The correlation AP-SAT to SSTs detrended anomalies for JJA at each grid, during 1982–2017 for a CFSv2, b NASA, c COLA, d GFDL-Aer, e GFDL-FLOR-A, and f for GFDL-FLOR-B, respectively at Lead-1. A correlation coefficient higher than 0.32 is statistically significant at 5% confidence level, using a t test

Fig. 14
figure 14

The correlation AP-SAT to Z200 detrended anomalies for JJA at each grid, during 1982-2017 for a CFSv2, b NASA, c COLA, d GFDL-Aer, e GFDL-FLOR-A, and f for GFDL-FLOR-B, respectively at Lead-1. A correlation coefficient higher than 0.32 is statistically significant at 5% confidence level, using a t test

4 Summary and conclusions

Forecasting the seasonal climate over a region is an important issue, both for the physical perspective of the climate drivers and for decision makers to have sufficient time to take pre-emptive actions. In this study, we assess the potential predictability and prediction skill of boreal summer surface air temperature over the Arabian peninsula by utilizing seasonal prediction data of six models from the North American Multimodel Ensemble project.
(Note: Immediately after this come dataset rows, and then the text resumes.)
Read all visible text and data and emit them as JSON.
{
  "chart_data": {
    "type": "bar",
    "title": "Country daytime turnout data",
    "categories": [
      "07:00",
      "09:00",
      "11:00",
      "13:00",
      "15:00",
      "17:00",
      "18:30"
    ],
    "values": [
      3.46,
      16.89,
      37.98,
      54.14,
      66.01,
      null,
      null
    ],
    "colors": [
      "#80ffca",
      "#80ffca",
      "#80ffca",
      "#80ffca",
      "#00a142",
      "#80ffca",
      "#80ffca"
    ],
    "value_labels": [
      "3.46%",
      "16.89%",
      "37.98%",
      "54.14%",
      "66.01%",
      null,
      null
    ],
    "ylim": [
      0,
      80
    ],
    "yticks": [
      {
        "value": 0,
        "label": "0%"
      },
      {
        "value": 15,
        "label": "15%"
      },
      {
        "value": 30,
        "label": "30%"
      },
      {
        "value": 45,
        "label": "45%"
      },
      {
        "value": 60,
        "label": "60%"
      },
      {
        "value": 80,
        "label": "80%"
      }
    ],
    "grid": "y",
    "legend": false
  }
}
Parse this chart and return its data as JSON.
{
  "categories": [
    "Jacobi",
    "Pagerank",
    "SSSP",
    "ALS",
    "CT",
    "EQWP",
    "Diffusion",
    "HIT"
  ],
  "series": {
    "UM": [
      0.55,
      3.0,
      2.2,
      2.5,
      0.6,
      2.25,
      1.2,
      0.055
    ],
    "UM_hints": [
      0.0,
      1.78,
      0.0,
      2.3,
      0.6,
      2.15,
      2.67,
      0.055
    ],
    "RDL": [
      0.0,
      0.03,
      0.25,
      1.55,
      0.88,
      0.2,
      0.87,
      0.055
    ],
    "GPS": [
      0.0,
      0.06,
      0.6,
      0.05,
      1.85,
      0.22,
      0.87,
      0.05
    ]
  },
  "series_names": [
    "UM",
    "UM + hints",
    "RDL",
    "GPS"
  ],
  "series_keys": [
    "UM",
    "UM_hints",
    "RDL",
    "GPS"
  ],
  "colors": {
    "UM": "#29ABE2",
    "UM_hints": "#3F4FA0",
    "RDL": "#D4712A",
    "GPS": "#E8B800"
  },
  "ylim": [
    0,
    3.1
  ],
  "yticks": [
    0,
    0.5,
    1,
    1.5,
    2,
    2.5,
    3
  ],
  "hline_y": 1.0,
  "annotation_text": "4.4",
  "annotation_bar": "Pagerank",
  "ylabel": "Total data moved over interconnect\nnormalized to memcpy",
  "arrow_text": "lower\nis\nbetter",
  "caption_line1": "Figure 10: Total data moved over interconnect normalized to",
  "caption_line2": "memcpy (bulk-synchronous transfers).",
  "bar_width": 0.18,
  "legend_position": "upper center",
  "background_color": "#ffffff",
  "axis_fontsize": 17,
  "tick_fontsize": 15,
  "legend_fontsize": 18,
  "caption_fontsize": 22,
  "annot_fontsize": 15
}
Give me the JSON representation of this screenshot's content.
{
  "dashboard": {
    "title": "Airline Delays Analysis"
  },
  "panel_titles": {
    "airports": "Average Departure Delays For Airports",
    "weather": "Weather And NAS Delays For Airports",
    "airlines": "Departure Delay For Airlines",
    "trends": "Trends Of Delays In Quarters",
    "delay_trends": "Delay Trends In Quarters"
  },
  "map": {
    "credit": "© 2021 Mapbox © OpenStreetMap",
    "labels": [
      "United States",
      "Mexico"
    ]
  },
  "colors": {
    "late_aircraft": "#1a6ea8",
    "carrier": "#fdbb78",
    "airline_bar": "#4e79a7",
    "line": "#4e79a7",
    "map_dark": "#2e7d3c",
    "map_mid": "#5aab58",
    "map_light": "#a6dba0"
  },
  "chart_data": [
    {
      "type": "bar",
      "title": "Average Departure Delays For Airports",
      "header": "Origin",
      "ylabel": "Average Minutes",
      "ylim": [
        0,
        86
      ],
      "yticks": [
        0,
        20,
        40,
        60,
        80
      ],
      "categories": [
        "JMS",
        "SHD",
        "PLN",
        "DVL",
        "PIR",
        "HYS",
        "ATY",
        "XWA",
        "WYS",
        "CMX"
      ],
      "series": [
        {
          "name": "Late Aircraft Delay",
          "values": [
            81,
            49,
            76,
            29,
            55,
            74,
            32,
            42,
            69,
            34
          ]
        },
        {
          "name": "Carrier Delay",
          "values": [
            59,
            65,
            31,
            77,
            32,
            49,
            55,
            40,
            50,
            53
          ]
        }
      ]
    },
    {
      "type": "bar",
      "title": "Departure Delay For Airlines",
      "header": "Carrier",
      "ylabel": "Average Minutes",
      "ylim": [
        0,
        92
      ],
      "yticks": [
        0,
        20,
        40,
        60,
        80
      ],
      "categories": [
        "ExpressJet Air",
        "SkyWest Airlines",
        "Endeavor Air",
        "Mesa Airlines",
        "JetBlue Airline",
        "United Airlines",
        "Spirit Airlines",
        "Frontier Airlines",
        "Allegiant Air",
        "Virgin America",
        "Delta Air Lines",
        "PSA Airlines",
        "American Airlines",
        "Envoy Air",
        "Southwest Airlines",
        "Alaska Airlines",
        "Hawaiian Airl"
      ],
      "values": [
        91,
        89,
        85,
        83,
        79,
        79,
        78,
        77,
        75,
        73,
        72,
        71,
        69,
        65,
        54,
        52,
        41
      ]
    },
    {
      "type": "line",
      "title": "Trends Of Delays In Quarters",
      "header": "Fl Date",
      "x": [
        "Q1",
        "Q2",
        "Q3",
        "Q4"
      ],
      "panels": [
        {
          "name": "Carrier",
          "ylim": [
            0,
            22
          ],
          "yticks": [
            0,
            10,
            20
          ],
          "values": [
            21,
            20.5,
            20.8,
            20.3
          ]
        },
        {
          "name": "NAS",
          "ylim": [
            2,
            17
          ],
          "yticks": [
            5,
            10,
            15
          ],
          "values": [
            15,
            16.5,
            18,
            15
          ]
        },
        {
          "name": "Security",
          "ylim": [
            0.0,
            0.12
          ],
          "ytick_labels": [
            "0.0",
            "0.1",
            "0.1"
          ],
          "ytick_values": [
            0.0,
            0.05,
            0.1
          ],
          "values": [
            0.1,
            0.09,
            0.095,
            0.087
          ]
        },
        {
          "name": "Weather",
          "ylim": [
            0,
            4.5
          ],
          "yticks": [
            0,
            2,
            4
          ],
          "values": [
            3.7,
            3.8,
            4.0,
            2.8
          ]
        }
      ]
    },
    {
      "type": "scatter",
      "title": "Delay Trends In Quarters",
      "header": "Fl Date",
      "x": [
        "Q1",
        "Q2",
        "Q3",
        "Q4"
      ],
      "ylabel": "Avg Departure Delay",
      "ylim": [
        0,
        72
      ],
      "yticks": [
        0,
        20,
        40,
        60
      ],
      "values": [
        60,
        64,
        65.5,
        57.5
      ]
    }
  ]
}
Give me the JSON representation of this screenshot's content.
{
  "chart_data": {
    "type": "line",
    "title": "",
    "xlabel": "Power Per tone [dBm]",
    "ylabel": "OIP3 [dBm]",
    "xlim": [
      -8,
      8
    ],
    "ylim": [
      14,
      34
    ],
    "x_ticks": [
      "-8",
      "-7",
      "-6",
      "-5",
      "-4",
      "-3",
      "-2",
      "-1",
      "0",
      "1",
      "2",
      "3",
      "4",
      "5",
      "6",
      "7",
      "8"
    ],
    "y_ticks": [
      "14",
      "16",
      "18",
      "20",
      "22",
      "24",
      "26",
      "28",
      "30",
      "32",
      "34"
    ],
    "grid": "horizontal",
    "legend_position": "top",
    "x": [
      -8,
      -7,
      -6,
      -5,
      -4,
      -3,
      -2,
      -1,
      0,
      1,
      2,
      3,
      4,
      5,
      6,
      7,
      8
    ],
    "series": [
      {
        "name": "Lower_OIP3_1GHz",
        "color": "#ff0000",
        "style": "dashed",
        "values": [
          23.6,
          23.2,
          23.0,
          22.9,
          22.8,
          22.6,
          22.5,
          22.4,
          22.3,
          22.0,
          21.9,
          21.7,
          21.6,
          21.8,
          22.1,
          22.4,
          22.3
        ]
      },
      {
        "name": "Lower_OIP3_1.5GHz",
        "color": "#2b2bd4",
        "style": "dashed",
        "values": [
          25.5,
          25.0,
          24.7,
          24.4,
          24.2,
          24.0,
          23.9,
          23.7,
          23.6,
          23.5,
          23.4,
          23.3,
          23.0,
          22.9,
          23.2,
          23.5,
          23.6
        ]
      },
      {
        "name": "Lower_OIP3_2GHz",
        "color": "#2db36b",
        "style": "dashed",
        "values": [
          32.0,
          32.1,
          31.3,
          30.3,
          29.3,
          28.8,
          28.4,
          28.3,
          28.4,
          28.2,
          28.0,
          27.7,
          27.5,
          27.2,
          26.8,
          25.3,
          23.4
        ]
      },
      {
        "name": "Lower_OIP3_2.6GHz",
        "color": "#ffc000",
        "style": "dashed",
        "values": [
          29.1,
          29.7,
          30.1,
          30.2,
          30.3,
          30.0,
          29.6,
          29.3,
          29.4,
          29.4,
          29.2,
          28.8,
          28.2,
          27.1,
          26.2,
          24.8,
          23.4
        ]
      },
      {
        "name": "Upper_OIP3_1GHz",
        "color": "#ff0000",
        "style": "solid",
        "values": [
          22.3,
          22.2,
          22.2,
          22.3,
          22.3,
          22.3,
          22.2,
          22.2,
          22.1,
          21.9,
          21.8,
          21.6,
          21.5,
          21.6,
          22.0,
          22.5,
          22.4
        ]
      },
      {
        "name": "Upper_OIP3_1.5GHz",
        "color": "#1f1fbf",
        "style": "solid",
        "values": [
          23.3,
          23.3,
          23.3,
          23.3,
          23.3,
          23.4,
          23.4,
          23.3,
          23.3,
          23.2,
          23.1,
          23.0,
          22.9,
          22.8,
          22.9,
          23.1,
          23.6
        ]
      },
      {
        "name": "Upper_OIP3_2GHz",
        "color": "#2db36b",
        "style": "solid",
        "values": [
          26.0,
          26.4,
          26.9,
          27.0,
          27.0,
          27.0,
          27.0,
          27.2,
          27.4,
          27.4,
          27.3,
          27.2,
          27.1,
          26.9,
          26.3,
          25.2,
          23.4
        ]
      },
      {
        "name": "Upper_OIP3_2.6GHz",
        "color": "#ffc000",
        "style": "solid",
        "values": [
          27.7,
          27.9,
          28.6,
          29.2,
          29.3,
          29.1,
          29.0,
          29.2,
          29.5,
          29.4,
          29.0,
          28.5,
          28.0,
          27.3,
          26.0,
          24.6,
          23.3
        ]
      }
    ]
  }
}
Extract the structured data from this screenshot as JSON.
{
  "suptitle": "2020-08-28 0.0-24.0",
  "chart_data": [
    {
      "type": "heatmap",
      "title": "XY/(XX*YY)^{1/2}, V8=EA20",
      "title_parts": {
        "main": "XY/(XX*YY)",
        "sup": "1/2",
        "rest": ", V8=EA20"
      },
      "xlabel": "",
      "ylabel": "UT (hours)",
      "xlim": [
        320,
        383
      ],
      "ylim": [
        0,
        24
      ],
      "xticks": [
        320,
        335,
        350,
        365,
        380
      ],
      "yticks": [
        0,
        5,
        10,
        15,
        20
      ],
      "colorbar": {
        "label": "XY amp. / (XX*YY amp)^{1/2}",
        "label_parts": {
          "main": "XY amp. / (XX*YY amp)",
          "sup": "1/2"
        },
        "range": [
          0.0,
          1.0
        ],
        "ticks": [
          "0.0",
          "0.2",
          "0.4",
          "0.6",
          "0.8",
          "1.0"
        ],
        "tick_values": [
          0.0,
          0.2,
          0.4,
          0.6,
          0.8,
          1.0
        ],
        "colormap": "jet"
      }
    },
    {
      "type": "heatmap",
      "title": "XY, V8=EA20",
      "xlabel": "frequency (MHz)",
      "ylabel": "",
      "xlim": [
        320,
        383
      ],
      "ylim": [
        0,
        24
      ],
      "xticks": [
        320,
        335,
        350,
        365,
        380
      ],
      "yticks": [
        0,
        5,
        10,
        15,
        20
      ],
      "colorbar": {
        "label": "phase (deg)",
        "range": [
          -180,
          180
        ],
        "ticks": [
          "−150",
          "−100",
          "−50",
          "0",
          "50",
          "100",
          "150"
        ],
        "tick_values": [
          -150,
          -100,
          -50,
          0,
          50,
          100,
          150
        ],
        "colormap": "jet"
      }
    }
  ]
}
Predictions for the lead time of up to 2 months are analyzed in this study. “Lead-1-month or Lead-1″ prediction is based on May initial conditions (IC), and it is the seasonal prediction for the 3 months (June–August), following the initial month of May. The Lead-2-month or Lead-2 prediction is based on the observed April IC. The study was made by considering the single model, and a multimodel ensemble (MME) approach.

Relative to the observation, all models strongly overestimate summer SAT along the periphery of the AP and underestimated in the central parts of the AP. The observed and predicted summer SAT over AP shows a strong positive trend and high correlation coefficient (Before removal of trend) for each model. The correlation coefficient in detrended predicted and observed summer AP-SAT time series is reduced drastically, which shows the significant impact of the global warming signal over the SAT. Therefore, predictability analysis presented in this work is based on the detrended data. The CFSv2 and NASA models show higher PMC, which indicates a high potential predictive skill. However, both models show quite low values of TCC all over the AP domain, which shows an overconfident summer AP-SAT prediction in these models. The three Geophysical Fluid Dynamics Laboratory (GFDL) models show good prediction skill at both leads while the COLA model shows the lowest values. All models show a decrease in potential predictability and prediction skill with an increase in lead time. An essential finding of the predictive analysis (PMC and TCC) is that the MME, which is a combination of six models and 79 ensemble members, does outperform the individual model at both leads. Summer AP-SAT is highly positively correlated with the equatorial Indian Ocean, tropical North Atlantic SSTs along with local SSTs, located in the Mediterranean and Red seas and Arabian Gulf and the absence of signal in the Pacific region. Each model captures the observed relationship between spatially averaged AP-SAT with sea surface temperature (SST) and 200 hPa geopotential height (Z200) during JJA, with varying details. This study implies that persistent model biases impact badly model potential predictability and skill, better teleconnection pattern in prediction data accompanied by larger ensemble size lead to higher predictability of the regional climate.